Removed Java EE APIs:

  • All javax.jms, javax.annotation, etc. → Use Jakarta equivalents

Project Structure

GOSS/
├── pnnl.goss.core/                # Core bundles
│   ├── core-api/                  # Core API interfaces
│   ├── goss-client/               # Client implementation
│   ├── goss-core-server/          # Server implementation
│   ├── goss-core-server-api/      # Server API interfaces
│   ├── goss-core-security/        # Security integration (Shiro)
│   └── security-propertyfile/     # Property-file authentication
├── pnnl.goss.core.runner/         # Executable runners
│   ├── goss-core.bndrun           # OSGi runtime definition
│   └── conf/                      # Runtime configuration
├── buildSrc/                      # Gradle plugins (BndRunnerPlugin)
├── cnf/                           # BND workspace configuration
├── scripts/                       # Build and release scripts
├── Makefile                       # Build automation
└── push-to-local-goss-repository.py  # Repository publishing tool

Users of GOSS

GOSS serves as the messaging foundation for:

  • GridAPPS-D - Grid Application Platform for Planning and Simulation with Distribution.
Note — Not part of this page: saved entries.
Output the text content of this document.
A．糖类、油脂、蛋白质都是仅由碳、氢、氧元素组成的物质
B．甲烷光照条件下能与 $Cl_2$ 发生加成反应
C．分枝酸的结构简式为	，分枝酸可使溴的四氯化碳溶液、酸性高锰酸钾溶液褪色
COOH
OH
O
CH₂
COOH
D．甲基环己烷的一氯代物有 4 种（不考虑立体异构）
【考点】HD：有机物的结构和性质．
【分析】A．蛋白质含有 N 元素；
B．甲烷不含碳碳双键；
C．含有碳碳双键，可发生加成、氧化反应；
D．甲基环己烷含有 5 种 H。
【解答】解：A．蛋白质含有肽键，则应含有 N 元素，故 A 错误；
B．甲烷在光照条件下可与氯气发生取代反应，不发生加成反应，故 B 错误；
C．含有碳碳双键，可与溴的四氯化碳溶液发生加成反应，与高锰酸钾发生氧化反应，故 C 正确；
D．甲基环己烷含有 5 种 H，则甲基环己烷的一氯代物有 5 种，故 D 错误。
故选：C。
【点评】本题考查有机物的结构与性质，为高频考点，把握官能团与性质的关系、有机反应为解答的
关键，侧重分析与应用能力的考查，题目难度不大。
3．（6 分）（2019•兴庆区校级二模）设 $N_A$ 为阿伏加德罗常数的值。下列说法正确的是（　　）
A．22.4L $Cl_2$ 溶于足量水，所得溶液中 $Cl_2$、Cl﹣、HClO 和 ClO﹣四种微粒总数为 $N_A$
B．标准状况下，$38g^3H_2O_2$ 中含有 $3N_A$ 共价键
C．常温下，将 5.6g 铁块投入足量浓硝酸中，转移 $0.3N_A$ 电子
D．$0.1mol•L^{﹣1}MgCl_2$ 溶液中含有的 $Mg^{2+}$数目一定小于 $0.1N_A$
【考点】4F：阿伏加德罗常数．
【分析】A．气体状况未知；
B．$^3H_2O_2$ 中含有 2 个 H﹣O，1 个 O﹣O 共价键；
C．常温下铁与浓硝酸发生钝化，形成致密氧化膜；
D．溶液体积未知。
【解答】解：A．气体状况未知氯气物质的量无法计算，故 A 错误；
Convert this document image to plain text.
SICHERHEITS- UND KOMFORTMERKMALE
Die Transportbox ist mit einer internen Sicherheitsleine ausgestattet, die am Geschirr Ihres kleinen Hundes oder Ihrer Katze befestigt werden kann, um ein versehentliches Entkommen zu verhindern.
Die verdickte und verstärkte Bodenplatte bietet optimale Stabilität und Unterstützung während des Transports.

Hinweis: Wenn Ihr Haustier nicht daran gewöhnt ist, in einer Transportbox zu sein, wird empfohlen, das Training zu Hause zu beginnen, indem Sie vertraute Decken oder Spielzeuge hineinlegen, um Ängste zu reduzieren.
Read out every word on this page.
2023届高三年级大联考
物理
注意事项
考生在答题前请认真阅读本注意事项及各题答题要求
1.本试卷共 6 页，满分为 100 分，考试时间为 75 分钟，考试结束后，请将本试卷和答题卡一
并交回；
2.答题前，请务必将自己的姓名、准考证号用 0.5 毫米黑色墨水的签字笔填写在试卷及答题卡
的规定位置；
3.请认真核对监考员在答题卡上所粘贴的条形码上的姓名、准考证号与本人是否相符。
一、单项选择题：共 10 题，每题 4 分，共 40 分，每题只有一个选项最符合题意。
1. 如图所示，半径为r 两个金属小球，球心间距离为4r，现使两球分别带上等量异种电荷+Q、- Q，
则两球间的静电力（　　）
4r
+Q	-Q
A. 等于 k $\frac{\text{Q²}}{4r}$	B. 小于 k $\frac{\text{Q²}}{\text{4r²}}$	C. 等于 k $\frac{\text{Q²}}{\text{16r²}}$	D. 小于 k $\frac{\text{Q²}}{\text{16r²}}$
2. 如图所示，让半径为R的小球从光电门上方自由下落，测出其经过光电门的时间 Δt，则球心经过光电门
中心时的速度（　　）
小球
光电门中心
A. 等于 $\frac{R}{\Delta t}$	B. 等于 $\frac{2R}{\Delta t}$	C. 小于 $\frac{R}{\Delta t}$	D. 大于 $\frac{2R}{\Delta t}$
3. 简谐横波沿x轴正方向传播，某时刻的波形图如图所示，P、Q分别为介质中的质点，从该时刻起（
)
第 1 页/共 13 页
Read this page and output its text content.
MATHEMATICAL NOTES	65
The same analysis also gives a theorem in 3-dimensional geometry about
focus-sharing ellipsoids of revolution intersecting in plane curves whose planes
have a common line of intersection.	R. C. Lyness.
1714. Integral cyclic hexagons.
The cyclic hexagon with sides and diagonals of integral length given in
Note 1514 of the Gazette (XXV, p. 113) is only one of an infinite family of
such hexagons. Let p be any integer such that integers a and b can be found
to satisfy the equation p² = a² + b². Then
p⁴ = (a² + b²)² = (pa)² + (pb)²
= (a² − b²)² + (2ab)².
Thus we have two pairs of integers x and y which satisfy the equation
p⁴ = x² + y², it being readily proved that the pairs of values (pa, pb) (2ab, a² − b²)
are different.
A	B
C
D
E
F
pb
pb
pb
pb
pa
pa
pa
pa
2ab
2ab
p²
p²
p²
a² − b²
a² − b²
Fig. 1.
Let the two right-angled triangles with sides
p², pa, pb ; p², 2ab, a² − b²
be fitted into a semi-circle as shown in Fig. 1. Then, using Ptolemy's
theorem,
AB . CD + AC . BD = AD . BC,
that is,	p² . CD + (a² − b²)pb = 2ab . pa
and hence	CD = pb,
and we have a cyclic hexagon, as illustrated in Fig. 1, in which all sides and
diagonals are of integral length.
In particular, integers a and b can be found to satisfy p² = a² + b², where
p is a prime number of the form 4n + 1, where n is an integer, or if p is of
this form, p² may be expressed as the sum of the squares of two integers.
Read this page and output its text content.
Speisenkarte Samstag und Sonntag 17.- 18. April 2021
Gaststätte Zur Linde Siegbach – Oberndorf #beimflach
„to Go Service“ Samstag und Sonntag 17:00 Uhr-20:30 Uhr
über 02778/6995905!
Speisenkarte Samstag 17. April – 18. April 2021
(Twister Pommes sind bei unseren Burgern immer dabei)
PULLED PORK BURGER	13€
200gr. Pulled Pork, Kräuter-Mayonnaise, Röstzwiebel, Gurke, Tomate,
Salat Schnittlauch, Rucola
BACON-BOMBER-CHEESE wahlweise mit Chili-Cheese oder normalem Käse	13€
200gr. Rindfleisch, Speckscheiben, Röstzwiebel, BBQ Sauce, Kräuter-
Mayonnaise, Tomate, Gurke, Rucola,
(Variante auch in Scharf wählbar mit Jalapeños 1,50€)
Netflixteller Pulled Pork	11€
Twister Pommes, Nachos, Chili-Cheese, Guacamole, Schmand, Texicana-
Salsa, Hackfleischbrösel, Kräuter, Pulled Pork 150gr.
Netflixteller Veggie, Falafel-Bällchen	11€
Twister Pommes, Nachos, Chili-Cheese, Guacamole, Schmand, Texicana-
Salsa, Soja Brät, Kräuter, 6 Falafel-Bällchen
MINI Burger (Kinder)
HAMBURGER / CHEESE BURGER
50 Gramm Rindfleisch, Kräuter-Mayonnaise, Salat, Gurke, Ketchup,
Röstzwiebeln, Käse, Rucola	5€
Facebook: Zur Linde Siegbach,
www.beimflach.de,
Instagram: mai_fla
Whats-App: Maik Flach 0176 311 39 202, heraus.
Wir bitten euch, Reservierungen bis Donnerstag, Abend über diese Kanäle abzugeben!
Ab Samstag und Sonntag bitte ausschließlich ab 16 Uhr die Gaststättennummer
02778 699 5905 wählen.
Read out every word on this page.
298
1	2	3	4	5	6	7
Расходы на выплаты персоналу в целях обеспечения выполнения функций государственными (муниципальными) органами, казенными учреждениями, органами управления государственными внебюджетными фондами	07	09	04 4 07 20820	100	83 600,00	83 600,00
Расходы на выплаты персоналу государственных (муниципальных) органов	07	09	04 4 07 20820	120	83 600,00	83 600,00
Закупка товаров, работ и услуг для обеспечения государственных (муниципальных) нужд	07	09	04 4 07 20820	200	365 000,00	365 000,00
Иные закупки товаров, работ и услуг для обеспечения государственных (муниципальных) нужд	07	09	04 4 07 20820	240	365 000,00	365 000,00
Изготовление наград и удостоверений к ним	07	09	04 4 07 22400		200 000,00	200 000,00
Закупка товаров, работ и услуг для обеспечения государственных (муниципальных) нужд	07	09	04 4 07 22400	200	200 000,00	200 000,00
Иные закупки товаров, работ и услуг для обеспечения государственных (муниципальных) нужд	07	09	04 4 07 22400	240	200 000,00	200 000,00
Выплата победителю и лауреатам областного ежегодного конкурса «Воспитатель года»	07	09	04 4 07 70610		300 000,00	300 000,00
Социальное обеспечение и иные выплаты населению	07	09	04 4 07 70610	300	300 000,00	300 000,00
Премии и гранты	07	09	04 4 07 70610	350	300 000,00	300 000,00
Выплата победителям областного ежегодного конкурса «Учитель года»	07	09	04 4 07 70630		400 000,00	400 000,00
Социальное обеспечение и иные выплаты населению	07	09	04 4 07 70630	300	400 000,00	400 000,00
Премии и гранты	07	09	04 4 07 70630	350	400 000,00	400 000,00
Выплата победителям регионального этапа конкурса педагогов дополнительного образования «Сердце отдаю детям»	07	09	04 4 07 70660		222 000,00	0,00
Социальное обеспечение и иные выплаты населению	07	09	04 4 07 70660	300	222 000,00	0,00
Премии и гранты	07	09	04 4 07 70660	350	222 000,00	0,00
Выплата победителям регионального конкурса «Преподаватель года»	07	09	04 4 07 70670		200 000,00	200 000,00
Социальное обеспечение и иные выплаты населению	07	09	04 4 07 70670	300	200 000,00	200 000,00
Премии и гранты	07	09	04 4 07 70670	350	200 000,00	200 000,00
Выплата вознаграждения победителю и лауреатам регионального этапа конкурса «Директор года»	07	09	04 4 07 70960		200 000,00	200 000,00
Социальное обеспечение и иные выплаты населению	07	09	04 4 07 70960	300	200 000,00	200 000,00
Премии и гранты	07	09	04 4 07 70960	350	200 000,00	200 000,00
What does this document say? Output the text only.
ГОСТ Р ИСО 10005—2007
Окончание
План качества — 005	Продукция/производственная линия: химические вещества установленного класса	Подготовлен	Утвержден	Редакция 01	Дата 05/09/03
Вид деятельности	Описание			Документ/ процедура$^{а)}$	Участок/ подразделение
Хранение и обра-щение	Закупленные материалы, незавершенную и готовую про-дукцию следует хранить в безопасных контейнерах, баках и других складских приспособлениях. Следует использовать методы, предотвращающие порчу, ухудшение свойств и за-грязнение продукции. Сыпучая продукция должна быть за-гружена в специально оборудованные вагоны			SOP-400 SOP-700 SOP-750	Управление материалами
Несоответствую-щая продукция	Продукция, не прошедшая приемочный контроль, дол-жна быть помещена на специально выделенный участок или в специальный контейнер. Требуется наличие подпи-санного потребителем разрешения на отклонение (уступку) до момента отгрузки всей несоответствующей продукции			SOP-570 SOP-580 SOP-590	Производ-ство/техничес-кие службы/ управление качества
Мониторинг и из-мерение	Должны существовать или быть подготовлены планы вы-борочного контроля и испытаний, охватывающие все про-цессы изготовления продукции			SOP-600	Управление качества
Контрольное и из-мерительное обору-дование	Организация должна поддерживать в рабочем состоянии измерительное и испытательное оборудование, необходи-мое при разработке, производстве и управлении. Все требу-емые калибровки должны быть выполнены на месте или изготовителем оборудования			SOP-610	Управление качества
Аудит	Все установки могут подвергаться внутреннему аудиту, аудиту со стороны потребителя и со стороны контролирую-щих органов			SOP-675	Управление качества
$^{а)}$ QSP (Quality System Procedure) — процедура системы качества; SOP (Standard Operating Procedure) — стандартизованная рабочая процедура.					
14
GridAPPS-D is built as an OSGi application on top of GOSS, using its messaging framework for simulation orchestration, data management, and application integration.

Technology Stack

  • Java 21 with modern language features
  • OSGi (Apache Felix 7.0.5) for modular service architecture
  • BND Tools 6.4.0 for OSGi bundle management
  • Apache ActiveMQ 6.2.0 for JMS messaging (Jakarta EE compatible)
  • Apache Shiro 2.0 for authentication and authorization
  • Gradle 8.10 build system

Related Repositories

Repository Description
GOSS-GridAPPS-D GridAPPS-D platform built on GOSS
GOSS-Repository OSGi bundle repository for BND resolution
gridappsd-docker Docker deployment for GridAPPS-D
gridappsd-python Python client library

License

This project is licensed under the BSD-3-Clause License. See LICENSE for details.

Contributing

Contributions are welcome! Please submit pull requests to the develop branch.